I usually use either a wash cloth or a net pouf ( they are often called sponges, but they aren’t really.) I find they work better than my hands for body wash/shower gel , I can use the long ones with handles for my back (where my hands dont reach) and the exfoliation helps the little bumps on my thighs.
We always close the lid on the toilet. That’s got to cut back on the problem.
I’ve got a couple of cheap poufs I like. I also have some antibacterial soap I do NOT use for regular washing, but break out for certain things, like washing wounds, handwashing before food prep when I am sick, and washing occasional extreme grossness. I wash the pouf out with it every couple of days, and let it dry soapy, then rinse it thoroughly before the next use. I also throw it in with the towels and sheets every few weeks, where it gets washed on hot with a tsp of bleach in a full load.
Kitchen sponges respond well to microwaving. Leave them a bit damp with Dawn and water and nuke them for a minute and 15 seconds. The hot vapors also help clean the microwave.
Or spread the goo!! Gah!
Where is my gallon of bleach.
We’re fond of those ubiquitous yellow sponges with a green scrubby side. They start off in dishwashing service, and once they get a bit used looking, one corner gets cut off and they are designated for countertop wiping. A while later, another corner is cut off and they clean the floor around the cat bowls, until finally another corner goes away and they get one last gasp use in the bathroom and are discarded.
Weird though?
Maybe I don’t ask about loofah use enough but I don’t hear much about that as a cause of folliculitis. (Which generally goes away without treatment.)
And aesolized toilet water? We must be just missing all the horrible E. coli pneumonias or even colitis episodes from it. ![]()
I completely get extra caution for those with compromised immune systems, including diabetes. But to my thinking the bigger risk for those cases is any tiny but multiple breaks in the skin that a loofah, even a sterile new one, can cause. Not as much as shaving but still. The skin has a thriving microbiome chock full of bugs.

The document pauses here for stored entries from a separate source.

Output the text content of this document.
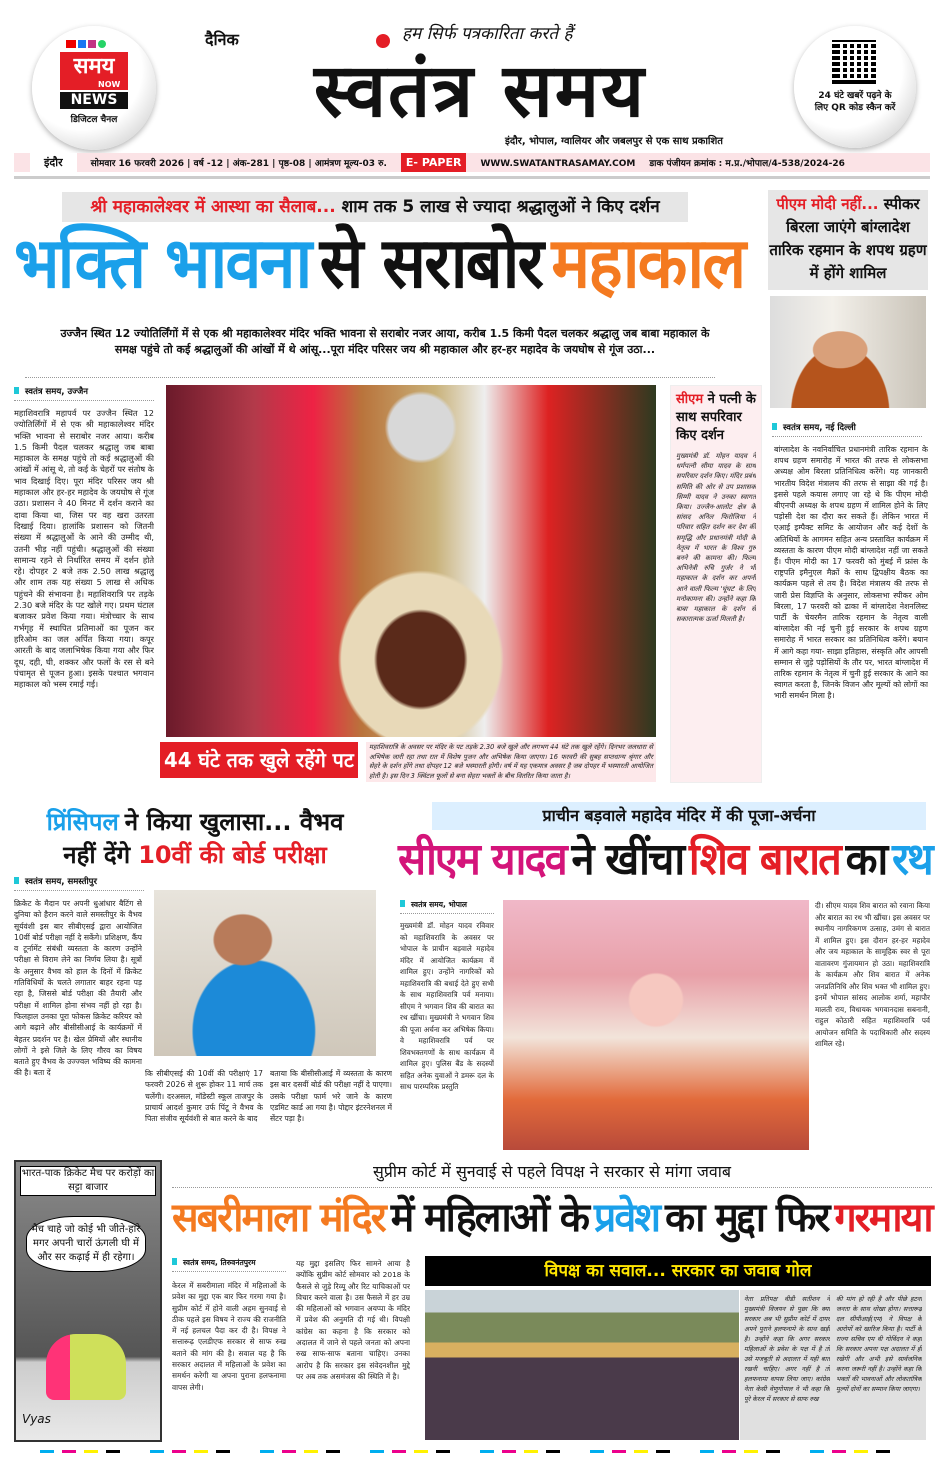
समय
NOW
NEWS
डिजिटल चैनल
दैनिक	हम सिर्फ पत्रकारिता करते हैं
स्वतंत्र समय
इंदौर, भोपाल, ग्वालियर और जबलपुर से एक साथ प्रकाशित
24 घंटे खबरें पढ़ने के लिए QR कोड स्कैन करें
इंदौर	सोमवार 16 फरवरी 2026 | वर्ष -12 | अंक-281 | पृष्ठ-08 | आमंत्रण मूल्य-03 रु.	E- PAPER	WWW.SWATANTRASAMAY.COM डाक पंजीयन क्रमांक : म.प्र./भोपाल/4-538/2024-26
श्री महाकालेश्वर में आस्था का सैलाब... शाम तक 5 लाख से ज्यादा श्रद्धालुओं ने किए दर्शन
भक्ति भावना से सराबोर महाकाल
उज्जैन स्थित 12 ज्योतिर्लिंगों में से एक श्री महाकालेश्वर मंदिर भक्ति भावना से सराबोर नजर आया, करीब 1.5 किमी पैदल चलकर श्रद्धालु जब बाबा महाकाल के समक्ष पहुंचे तो कई श्रद्धालुओं की आंखों में थे आंसू...पूरा मंदिर परिसर जय श्री महाकाल और हर-हर महादेव के जयघोष से गूंज उठा...
स्वतंत्र समय, उज्जैन
महाशिवरात्रि महापर्व पर उज्जैन स्थित 12 ज्योतिर्लिंगों में से एक श्री महाकालेश्वर मंदिर भक्ति भावना से सराबोर नजर आया। करीब 1.5 किमी पैदल चलकर श्रद्धालु जब बाबा महाकाल के समक्ष पहुंचे तो कई श्रद्धालुओं की आंखों में आंसू थे, तो कई के चेहरों पर संतोष के भाव दिखाई दिए। पूरा मंदिर परिसर जय श्री महाकाल और हर-हर महादेव के जयघोष से गूंज उठा। प्रशासन ने 40 मिनट में दर्शन कराने का दावा किया था, जिस पर वह खरा उतरता दिखाई दिया। हालांकि प्रशासन को जितनी संख्या में श्रद्धालुओं के आने की उम्मीद थी, उतनी भीड़ नहीं पहुंची। श्रद्धालुओं की संख्या सामान्य रहने से निर्धारित समय में दर्शन होते रहे। दोपहर 2 बजे तक 2.50 लाख श्रद्धालु और शाम तक यह संख्या 5 लाख से अधिक पहुंचने की संभावना है। महाशिवरात्रि पर तड़के 2.30 बजे मंदिर के पट खोले गए। प्रथम घंटाल बजाकर प्रवेश किया गया। मंत्रोच्चार के साथ गर्भगृह में स्थापित प्रतिमाओं का पूजन कर हरिओम का जल अर्पित किया गया। कपूर आरती के बाद जलाभिषेक किया गया और फिर दूध, दही, घी, शक्कर और फलों के रस से बने पंचामृत से पूजन हुआ। इसके पश्चात भगवान महाकाल को भस्म रमाई गई।
44 घंटे तक खुले रहेंगे पट
महाशिवरात्रि के अवसर पर मंदिर के पट तड़के 2.30 बजे खुले और लगभग 44 घंटे तक खुले रहेंगे। दिनभर जलधारा से अभिषेक जारी रहा तथा रात में विशेष पूजन और अभिषेक किया जाएगा। 16 फरवरी की सुबह सप्तधान्य श्रृंगार और सेहरे के दर्शन होंगे तथा दोपहर 12 बजे भस्मारती होगी। वर्ष में यह एकमात्र अवसर है जब दोपहर में भस्मारती आयोजित होती है। इस दिन 3 क्विंटल फूलों से बना सेहरा भक्तों के बीच वितरित किया जाता है।
सीएम ने पत्नी के साथ सपरिवार किए दर्शन
मुख्यमंत्री डॉ. मोहन यादव ने धर्मपत्नी सीमा यादव के साथ सपरिवार दर्शन किए। मंदिर प्रबंध समिति की ओर से उप प्रशासक सिम्मी यादव ने उनका स्वागत किया। उज्जैन-आलोट क्षेत्र के सांसद अनिल फिरोजिया ने परिवार सहित दर्शन कर देश की समृद्धि और प्रधानमंत्री मोदी के नेतृत्व में भारत के विश्व गुरु बनने की कामना की। फिल्म अभिनेत्री रुचि गुर्जर ने भी महाकाल के दर्शन कर अपनी आने वाली फिल्म 'घूंघट' के लिए मनोकामना की। उन्होंने कहा कि बाबा महाकाल के दर्शन से सकारात्मक ऊर्जा मिलती है।
पीएम मोदी नहीं... स्पीकर बिरला जाएंगे बांग्लादेश तारिक रहमान के शपथ ग्रहण में होंगे शामिल
स्वतंत्र समय, नई दिल्ली
बांग्लादेश के नवनिर्वाचित प्रधानमंत्री तारिक रहमान के शपथ ग्रहण समारोह में भारत की तरफ से लोकसभा अध्यक्ष ओम बिरला प्रतिनिधित्व करेंगे। यह जानकारी भारतीय विदेश मंत्रालय की तरफ से साझा की गई है। इससे पहले कयास लगाए जा रहे थे कि पीएम मोदी बीएनपी अध्यक्ष के शपथ ग्रहण में शामिल होने के लिए पड़ोसी देश का दौरा कर सकते हैं। लेकिन भारत में एआई इम्पैक्ट समिट के आयोजन और कई देशों के अतिथियों के आगमन सहित अन्य प्रस्तावित कार्यक्रम में व्यस्तता के कारण पीएम मोदी बांग्लादेश नहीं जा सकते हैं। पीएम मोदी का 17 फरवरी को मुंबई में फ्रांस के राष्ट्रपति इमैनुएल मैक्रों के साथ द्विपक्षीय बैठक का कार्यक्रम पहले से तय है। विदेश मंत्रालय की तरफ से जारी प्रेस विज्ञप्ति के अनुसार, लोकसभा स्पीकर ओम बिरला, 17 फरवरी को ढाका में बांग्लादेश नेशनलिस्ट पार्टी के चेयरमैन तारिक रहमान के नेतृत्व वाली बांग्लादेश की नई चुनी हुई सरकार के शपथ ग्रहण समारोह में भारत सरकार का प्रतिनिधित्व करेंगे। बयान में आगे कहा गया- साझा इतिहास, संस्कृति और आपसी सम्मान से जुड़े पड़ोसियों के तौर पर, भारत बांग्लादेश में तारिक रहमान के नेतृत्व में चुनी हुई सरकार के आने का स्वागत करता है, जिनके विजन और मूल्यों को लोगों का भारी समर्थन मिला है।
प्रिंसिपल ने किया खुलासा... वैभव
नहीं देंगे 10वीं की बोर्ड परीक्षा
स्वतंत्र समय, समस्तीपुर
क्रिकेट के मैदान पर अपनी धुआंधार बैटिंग से दुनिया को हैरान करने वाले समस्तीपुर के वैभव सूर्यवंशी इस बार सीबीएसई द्वारा आयोजित 10वीं बोर्ड परीक्षा नहीं दे सकेंगे। प्रशिक्षण, कैंप व टूर्नामेंट संबंधी व्यस्तता के कारण उन्होंने परीक्षा से विराम लेने का निर्णय लिया है। सूत्रों के अनुसार वैभव को हाल के दिनों में क्रिकेट गतिविधियों के चलते लगातार बाहर रहना पड़ रहा है, जिससे बोर्ड परीक्षा की तैयारी और परीक्षा में शामिल होना संभव नहीं हो रहा है। फिलहाल उनका पूरा फोकस क्रिकेट करियर को आगे बढ़ाने और बीसीसीआई के कार्यक्रमों में बेहतर प्रदर्शन पर है। खेल प्रेमियों और स्थानीय लोगों ने इसे जिले के लिए गौरव का विषय बताते हुए वैभव के उज्ज्वल भविष्य की कामना की है। बता दें	कि सीबीएसई की 10वीं की परीक्षाएं 17 फरवरी 2026 से शुरू होकर 11 मार्च तक चलेंगी। दरअसल, मॉडेस्टी स्कूल ताजपुर के प्राचार्य आदर्श कुमार उर्फ पिंटू ने वैभव के पिता संजीव सूर्यवंशी से बात करने के बाद
बताया कि बीसीसीआई में व्यस्तता के कारण इस बार दसवीं बोर्ड की परीक्षा नहीं दे पाएगा। उसके परीक्षा फार्म भरे जाने के कारण एडमिट कार्ड आ गया है। पोद्दार इंटरनेशनल में सेंटर पड़ा है।
प्राचीन बड़वाले महादेव मंदिर में की पूजा-अर्चना
सीएम यादव ने खींचा शिव बारात का रथ
स्वतंत्र समय, भोपाल
मुख्यमंत्री डॉ. मोहन यादव रविवार को महाशिवरात्रि के अवसर पर भोपाल के प्राचीन बड़वाले महादेव मंदिर में आयोजित कार्यक्रम में शामिल हुए। उन्होंने नागरिकों को महाशिवरात्रि की बधाई देते हुए सभी के साथ महाशिवरात्रि पर्व मनाया। सीएम ने भगवान शिव की बारात का रथ खींचा। मुख्यमंत्री ने भगवान शिव की पूजा अर्चना कर अभिषेक किया। वे महाशिवरात्रि पर्व पर शिवभक्तगणों के साथ कार्यक्रम में शामिल हुए। पुलिस बैंड के सदस्यों सहित अनेक युवाओं ने डमरू दल के साथ पारम्परिक प्रस्तुति
दी। सीएम यादव शिव बारात को रवाना किया और बारात का रथ भी खींचा। इस अवसर पर स्थानीय नागरिकगण उत्साह, उमंग से बारात में शामिल हुए। इस दौरान हर-हर महादेव और जय महाकाल के सामूहिक स्वर से पूरा वातावरण गुंजायमान हो उठा। महाशिवरात्रि के कार्यक्रम और शिव बारात में अनेक जनप्रतिनिधि और शिव भक्त भी शामिल हुए। इनमें भोपाल सांसद आलोक शर्मा, महापौर मालती राय, विधायक भगवानदास सबनानी, राहुल कोठारी सहित महाशिवरात्रि पर्व आयोजन समिति के पदाधिकारी और सदस्य शामिल रहे।
भारत-पाक क्रिकेट मैच पर करोड़ों का सट्टा बाजार
मैच चाहे जो कोई भी जीते-हारे मगर अपनी चारों ऊंगली घी में और सर कढ़ाई में ही रहेगा।
Vyas
सुप्रीम कोर्ट में सुनवाई से पहले विपक्ष ने सरकार से मांगा जवाब
सबरीमाला मंदिर में महिलाओं के प्रवेश का मुद्दा फिर गरमाया
स्वतंत्र समय, तिरुवनंतपुरम
केरल में सबरीमाला मंदिर में महिलाओं के प्रवेश का मुद्दा एक बार फिर गरमा गया है। सुप्रीम कोर्ट में होने वाली अहम सुनवाई से ठीक पहले इस विषय ने राज्य की राजनीति में नई हलचल पैदा कर दी है। विपक्ष ने सत्तारूढ़ एलडीएफ सरकार से साफ रुख बताने की मांग की है। सवाल यह है कि सरकार अदालत में महिलाओं के प्रवेश का समर्थन करेगी या अपना पुराना हलफनामा वापस लेगी।
यह मुद्दा इसलिए फिर सामने आया है क्योंकि सुप्रीम कोर्ट सोमवार को 2018 के फैसले से जुड़े रिव्यू और रिट याचिकाओं पर विचार करने वाला है। उस फैसले में हर उम्र की महिलाओं को भगवान अयप्पा के मंदिर में प्रवेश की अनुमति दी गई थी। विपक्षी कांग्रेस का कहना है कि सरकार को अदालत में जाने से पहले जनता को अपना रुख साफ-साफ बताना चाहिए। उनका आरोप है कि सरकार इस संवेदनशील मुद्दे पर अब तक असमंजस की स्थिति में है।
विपक्ष का सवाल... सरकार का जवाब गोल
नेता प्रतिपक्ष वीडी सतीशन ने मुख्यमंत्री विजयन से पूछा कि क्या सरकार अब भी सुप्रीम कोर्ट में दायर अपने पुराने हलफनामे के साथ खड़ी है। उन्होंने कहा कि अगर सरकार महिलाओं के प्रवेश के पक्ष में है तो उसे मजबूती से अदालत में यही बात रखनी चाहिए। अगर नहीं है तो हलफनामा वापस लिया जाए। कांग्रेस नेता केसी वेणुगोपाल ने भी कहा कि पूरे केरल में सरकार से साफ रुख
की मांग हो रही है और पीछे हटना जनता के साथ धोखा होगा। सत्तारूढ़ दल सीपीआई(एम) ने विपक्ष के आरोपों को खारिज किया है। पार्टी के राज्य सचिव एम वी गोविंदन ने कहा कि सरकार अपना पक्ष अदालत में ही रखेगी और अभी इसे सार्वजनिक करना जरूरी नहीं है। उन्होंने कहा कि भक्तों की भावनाओं और लोकतांत्रिक मूल्यों दोनों का सम्मान किया जाएगा।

And the buggies in your own toilet are generally the ones already peaceably living in your gut. As @DSeid says, as long as you don’t have open wounds, they are pretty harmless to you.
There are foreign bacteria in your kitchen that hitched a ride in on your food. Most of those are harmless, too, but if you are unlucky there might be nasty ones that won’t live peaceably in your gut.
I liked the article in the initial post. I began using loofahs last year and have bleached them once a week but have always been reluctant to trash them. I’m making a tighter disposal schedule now.
The more important point is that there’s a food source in the kitchen (sponge): All the stuff you wiped off the counter, the dishes, etc. Even then, if you spread a bunch of bacteria from your sponge across the countertop when you wipe it, they die when the countertop dries.
In the bathroom there isn’t that food source. Also the towels dry out, as do most other things. After a week the towels may start to get a bit funky because they do take a while to dry and can start to get a little mildewy smelling, so they go in the laundry. For poufs and bath sponges, I wring them out when I’m done, but also try to leave them soapy. Dry(ish) and soapy is not an hospitable environment for microbes. I don’t use those every day, but I’ve never had them go smelly, they always get tossed because of some sort of mechanical deterioration. Also yes, these are the microbes that already live on you, and they haven’t eaten you alive…yet.
I think the real risk in your kitchen is that you might have salmonella, one of the rare-but-deadly strains of e-coli, listeria, etc. that hitched a ride in, and you don’t want to give them a safe place to hide. Whereas unless you are sick, none of those things are likely to be in your bathroom. (And if you are sick, it’s best to avoid sharing a bathroom with others, if possible.)
I don’t think your kitchen sponge is a great food source for bacteria, but the bits of food it may have picked up are. Likewise, the bits of dead skin clinging to your bath sponge or towel are food sources for whatever lives there. Both are less hospitable if you can keep them clean and dry.
Naw, Dawn steam kills everything. But you can put bleach on the sponge then microwave it. Unless the bleach, germs and microwaves replicates the conditions that spawned early lifeforms.
What?…you tryna freak me all the way out?
No..seriously Dawn is the bomb. Does so much work as to be almost amazing.
One time I ran out of washcloths, and decided to try a microfiber cloth. I figured it being thin it would just rollup, but they work perfectly and hold a remarkable amount of lather. The only drawback is their lack of nap for scrubbing. They’re all I use now.